We finally have an NDAA! This is exciting news for many, mainly because operating under a Continuing Resolution is detrimental to national defense, since it funds past priorities without updating our outlays in light of evolving events and challenges.
The FY 2020 NDAA includes some provisions that might excite us, such federal parental leave, more support for child care within the military, and a pay increase for the military to retain the best and increase social services. Other contributions are less than enthralling (a paragraph on firefighting foam?!?). As Chris Preble notes, one of the main failings of the current NDAA is ripping out any provisions to revisit the AUMFs passed after 9/11 and the Iraq War. Yet there are many other critical issues left untouched.
The key challenge is the executive branch can still pilfer funds for its pet projects, such as the border wall, that Congress has allocated for other means. This infringement on legislative oversight is troubling, and it is a symptom of the wider confusion over just how the Overseas Contingency Operations fund should be used. Continuing to authorize $71.5 billion for what amounts to a slush fund will be a decision we will look back on for decades with amazement. This financial black hole is not the place to stuff priorities that should be decided through the normal legislative process.
Funding the Space Force is a reckless effort in expanding bureaucratic waste. Instead, the effort should continue to be housed completely in the Air Force, not as the “Sixth Armed Force.” While there is a need for a civilian agency to regulate space travel and satellites, especially from the cyber security perspective, this step is a few years away and should run by a civilian agency, not a new military branch.
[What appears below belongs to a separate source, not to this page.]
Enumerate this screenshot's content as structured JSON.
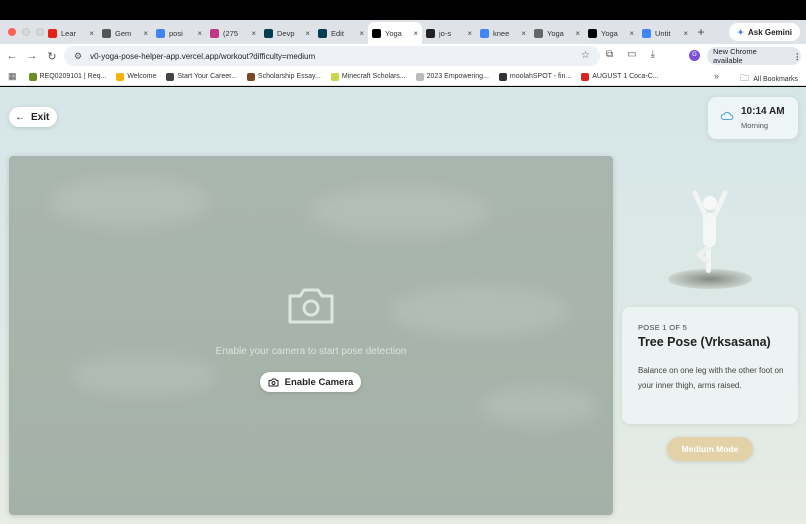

The U.S. continues to fail to place any restrictions on funds allocated to Saudi Arabia, which is troubling considering the recent attack in Pensacola and their continuing involvement in the War in Yemen, not to mention the long forgotten Khashoggi murder. The ongoing proxy war with Iran only inflames tensions in the region and jeopardizes American security structures. Emboldening Saudi adventures harms our security and endangers regional security.
We can leave on some positive steps, such as steps to prohibit the recognition of Crimea as Russian territory, and an expansion and update of strategies to counter influence by Russia and China. Overall though, we must stop funding priorities agnostically. We fund the military during a time of peace as if it is on a war footing. Given recent revelations about our war in Afghanistan, it’s a concern that we have not sought to move past this disaster and turn the page towards the future.